Até então, o receituário para combater a inflação alta era um rígido controle monetário e fiscal, que resultava em recessão econômica e desemprego. O Cruzado foi o primeiro choque econômico heterodoxo no Brasil - ou seja, não seguia o roteiro ortodoxo. A população ficou encantada: por um passe de mágica, a inflação estava eliminada! O pressuposto do programa era que o Brasil tinha cultura inflacionária, que foi alimentada durante décadas por mecanismos de indexação. Todos queriam proteger suas rendas. Para isso, os salários e os preços de bens e serviços eram corrigidos periodicamente com base em índices de inflação. Assim, a indexação terminava perpetuando a inflação.
Era necessário desmontar os mecanismos de indexação para derrotar a inflação, argumentaram os jovens economistas que auxiliaram Funaro. Para isso, uma das medidas do programa foi o congelamento dos preços de bens e serviços pelo prazo de um ano. Os salários foram congelados pela média de seu valor dos últimos seis meses. O congelamento atingiu também a taxa de câmbio. Para simbolizar o fim da indexação, o governo acabou com a Obrigação Reajustável do Tesouro Nacional (ORTN), que deu lugar à OTN, sem correção monetária. No início, o governo concedeu abono ao salário mínimo, que significou aumento real de 16%, e abono aos servidores, que assim tiveram reajuste real de 8%. Essas medidas aumentaram o consumo, que já estava pressionado pelo ganho real dos trabalhadores provocado pelo fim da inflação.

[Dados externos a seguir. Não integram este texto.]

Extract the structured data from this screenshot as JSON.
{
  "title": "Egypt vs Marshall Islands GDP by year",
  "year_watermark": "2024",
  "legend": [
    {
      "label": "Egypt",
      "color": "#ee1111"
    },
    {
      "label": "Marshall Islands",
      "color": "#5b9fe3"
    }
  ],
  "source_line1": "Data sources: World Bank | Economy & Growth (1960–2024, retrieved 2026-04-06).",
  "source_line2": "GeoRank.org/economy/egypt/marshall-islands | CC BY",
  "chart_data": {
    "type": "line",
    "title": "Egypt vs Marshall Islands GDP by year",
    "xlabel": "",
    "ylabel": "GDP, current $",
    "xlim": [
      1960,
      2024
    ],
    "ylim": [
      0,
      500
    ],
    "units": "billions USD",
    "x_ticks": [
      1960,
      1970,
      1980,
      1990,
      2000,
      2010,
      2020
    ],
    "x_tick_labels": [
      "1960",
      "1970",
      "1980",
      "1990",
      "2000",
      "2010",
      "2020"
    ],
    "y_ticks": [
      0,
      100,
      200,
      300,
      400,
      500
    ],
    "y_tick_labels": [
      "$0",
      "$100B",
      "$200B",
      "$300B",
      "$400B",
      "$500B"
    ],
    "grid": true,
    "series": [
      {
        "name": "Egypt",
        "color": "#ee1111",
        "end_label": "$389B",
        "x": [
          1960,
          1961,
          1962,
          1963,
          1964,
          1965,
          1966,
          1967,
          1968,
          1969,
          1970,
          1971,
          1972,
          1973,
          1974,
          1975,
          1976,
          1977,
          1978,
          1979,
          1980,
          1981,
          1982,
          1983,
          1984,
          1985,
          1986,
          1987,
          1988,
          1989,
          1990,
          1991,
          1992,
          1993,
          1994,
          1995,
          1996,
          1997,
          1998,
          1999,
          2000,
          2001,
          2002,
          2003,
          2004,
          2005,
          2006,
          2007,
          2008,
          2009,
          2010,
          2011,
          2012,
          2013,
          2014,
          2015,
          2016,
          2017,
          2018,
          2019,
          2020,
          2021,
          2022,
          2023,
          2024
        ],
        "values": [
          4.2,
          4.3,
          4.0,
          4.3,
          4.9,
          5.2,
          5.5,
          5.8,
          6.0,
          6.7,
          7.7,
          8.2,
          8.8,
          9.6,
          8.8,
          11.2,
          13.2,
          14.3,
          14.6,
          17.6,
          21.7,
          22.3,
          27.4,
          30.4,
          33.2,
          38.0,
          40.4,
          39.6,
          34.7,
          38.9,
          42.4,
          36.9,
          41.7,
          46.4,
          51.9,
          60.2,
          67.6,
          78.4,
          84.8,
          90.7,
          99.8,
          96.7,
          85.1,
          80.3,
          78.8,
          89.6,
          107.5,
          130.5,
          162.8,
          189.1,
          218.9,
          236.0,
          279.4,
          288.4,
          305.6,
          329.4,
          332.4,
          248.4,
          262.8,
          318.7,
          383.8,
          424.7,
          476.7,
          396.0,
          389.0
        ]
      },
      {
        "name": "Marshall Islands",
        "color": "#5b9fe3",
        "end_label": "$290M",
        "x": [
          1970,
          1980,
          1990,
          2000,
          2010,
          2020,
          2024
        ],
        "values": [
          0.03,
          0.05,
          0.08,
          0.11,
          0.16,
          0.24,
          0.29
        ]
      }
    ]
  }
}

O congelamento provocou desequilíbrio dos preços relativos da economia, pois muitos produtos foram pegos no momento em que acabavam de ter seus preços reajustados e outros ainda não tinham sofrido aumento. Além disso, o governo esqueceu de trazer a valor presente os preços de produtos vendidos a prazo. Por isso, alguns deles tiveram aumentos reais muito elevados. O desequilíbrio de preços paralisou a produção. Com o câmbio congelado, as reservas internacionais do país começaram a sumir. O governo Sarney também não conseguiu controlar os gastos públicos.

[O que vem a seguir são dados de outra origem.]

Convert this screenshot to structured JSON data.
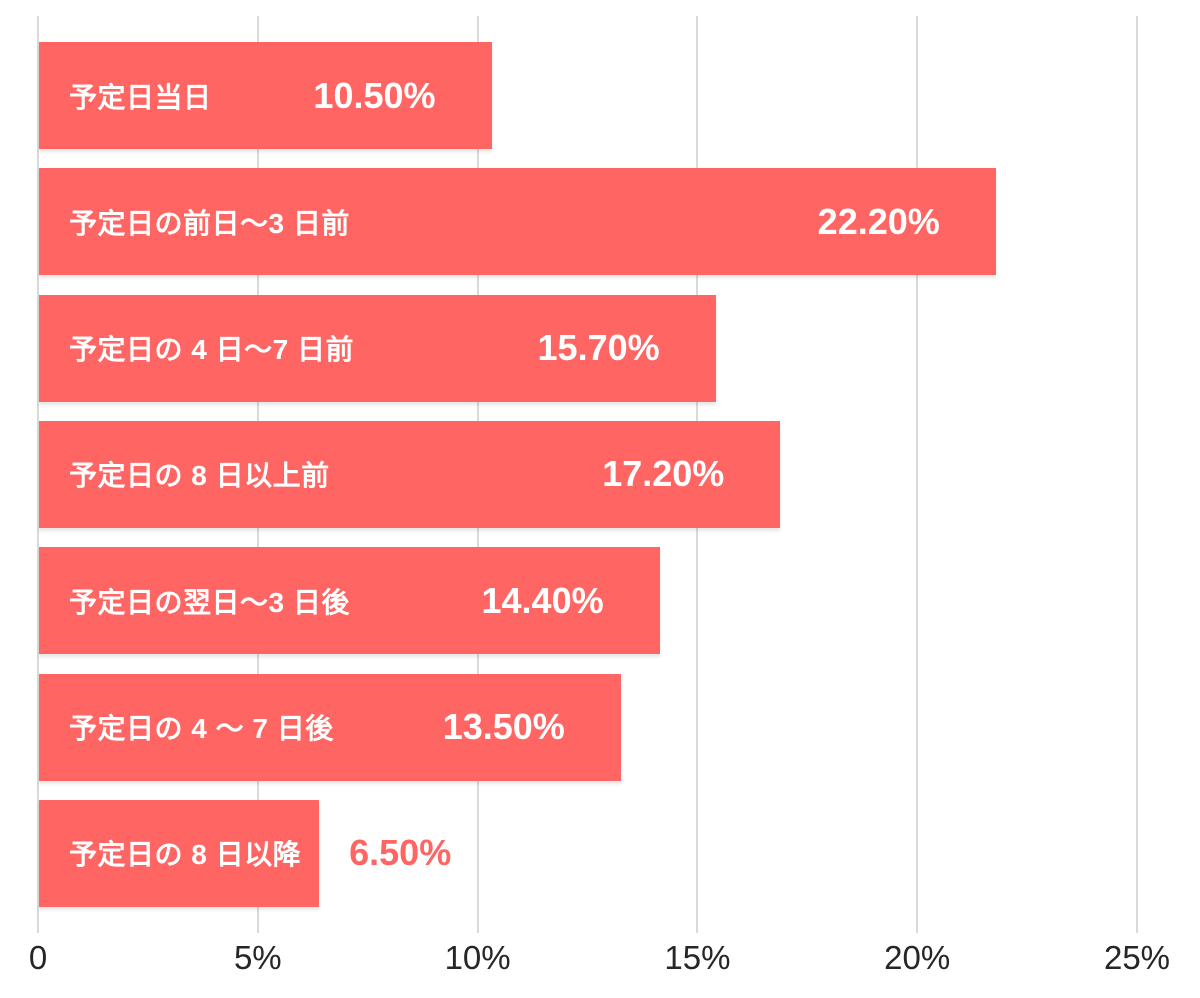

A forte elevação do consumo e a incapacidade dos empresários de aumentar a produção no curto prazo para atender à demanda levaram ao ágio, ao desabastecimento e a atitudes bizarras do governo, como a decisão de colocar a Polícia Federal para pegar bois no pasto e, desta forma, garantir carne para a população. Por razões eleitorais, os ajustes no Cruzado foram sendo adiados para depois da eleição daquele ano, em que o PMDB elegeu 22 governadores. Passado o pleito, os preços foram descongelados, as tarifas públicas reajustadas e alguns impostos elevados. Revoltada, a população partiu para o quebra-quebra. Após os ajustes no plano, a inflação voltou de forma ainda mais agressiva. Mas o conhecimento adquirido com o Cruzado e os demais planos heterodoxos permitiu a edição do Plano Real, que acabou com a hiperinflação.
Muitos anos depois, o país voltou a registrar, em 2015, inflação anual de dois dígitos. Uma situação que foi, em boa parte, provocada por mazelas, ainda que em menor grau, que levaram à hiperinflação do passado. Como o represamento de preços públicos, políticas fiscal e creditícia expansionistas e política monetária leniente. O desafio é impedir que a cultura inflacionária volte a fazer parte da vida do brasileiro.